Homily for Ash Wednesday 2011
Sometimes I think about the many baptisms I have celebrated over the past 40 years. There must be several hundreds. And all the funerals. Many hundreds as well. We celebrate those events with great care and solemnity. At the beginning and end of life we Catholics are immersed in the mystery of the dying and rising of Jesus.
Today we enter into the Season of Lent. It is a time for spiritual reflection on our lives. We begin it by recalling our mortality as creatures. The ashes we receive on our foreheads remind us of our natural destiny as flesh and blood human beings. We return to the earth from which we came. Establishing that reality in our minds we then can appreciate more fully the eternal life hidden within us through our baptism. At our baptism we were claimed for Christ with a cross on our foreheads and were anointed with the Holy Oil, the Chrism. Now we mark ourselves with ash. Has our knowledge of who we are as beloved children of God become as ash and rubble by the cares and worries of life?

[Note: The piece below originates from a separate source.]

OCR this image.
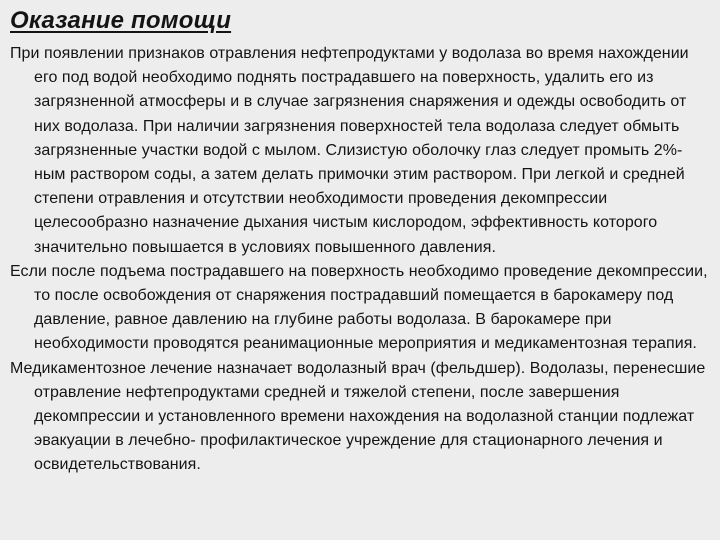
Оказание помощи

При появлении признаков отравления нефтепродуктами у водолаза во время нахождении его под водой необходимо поднять пострадавшего на поверхность, удалить его из загрязненной атмосферы и в случае загрязнения снаряжения и одежды освободить от них водолаза. При наличии загрязнения поверхностей тела водолаза следует обмыть загрязненные участки водой с мылом. Слизистую оболочку глаз следует промыть 2%-ным раствором соды, а затем делать примочки этим раствором. При легкой и средней степени отравления и отсутствии необходимости проведения декомпрессии целесообразно назначение дыхания чистым кислородом, эффективность которого значительно повышается в условиях повышенного давления.

Если после подъема пострадавшего на поверхность необходимо проведение декомпрессии, то после освобождения от снаряжения пострадавший помещается в барокамеру под давление, равное давлению на глубине работы водолаза. В барокамере при необходимости проводятся реанимационные мероприятия и медикаментозная терапия.

Медикаментозное лечение назначает водолазный врач (фельдшер). Водолазы, перенесшие отравление нефтепродуктами средней и тяжелой степени, после завершения декомпрессии и установленного времени нахождения на водолазной станции подлежат эвакуации в лечебно- профилактическое учреждение для стационарного лечения и освидетельствования.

Lent then is a time of repentance as we realise how much we may have deviated from our original call to holiness. We repent first of all by making our Baptismal vocation the heart of our lives. We can do this particularly by being conscious of those amongst us who are making this journey to Easter for the first time: Our Catechumens who will be baptised during Easter. They witness to us who are well travelled, and perhaps travel weary, the strong hope we have in God.
Then we can take up the agenda Jesus gives us today from the Sermon on the Mount: we renew our commitment to our prayer, our fasting, and our works of mercy with sincerity. Ash Wednesday and Good Friday are special days of fasting and also abstinence from meat. All the Fridays of Lent are days of fasting and prayer. There are many opportunities to show our love for those in need in these days of tragedy and disaster, especially through Project Compassion. And prayer is our daily companion.
Ash Wednesday to Easter rehearses our life. Not the journey from birth to death, but the journey from death to life. Yet there is more. It is not just our transformation or our renewal we are talking about. It is that of Jesus the Christ. It is his Exodus from this life on earth to God that is at the centre of it all. We make this pilgrimage not as individuals but as members of Christ. It is what we commemorate at every Eucharist.
So all of us, young and old, heed the summons of the prophet Joel, "Now, come back to me with all your heart, fasting, weeping, mourning." Let us now take up this challenge and believe the Good News.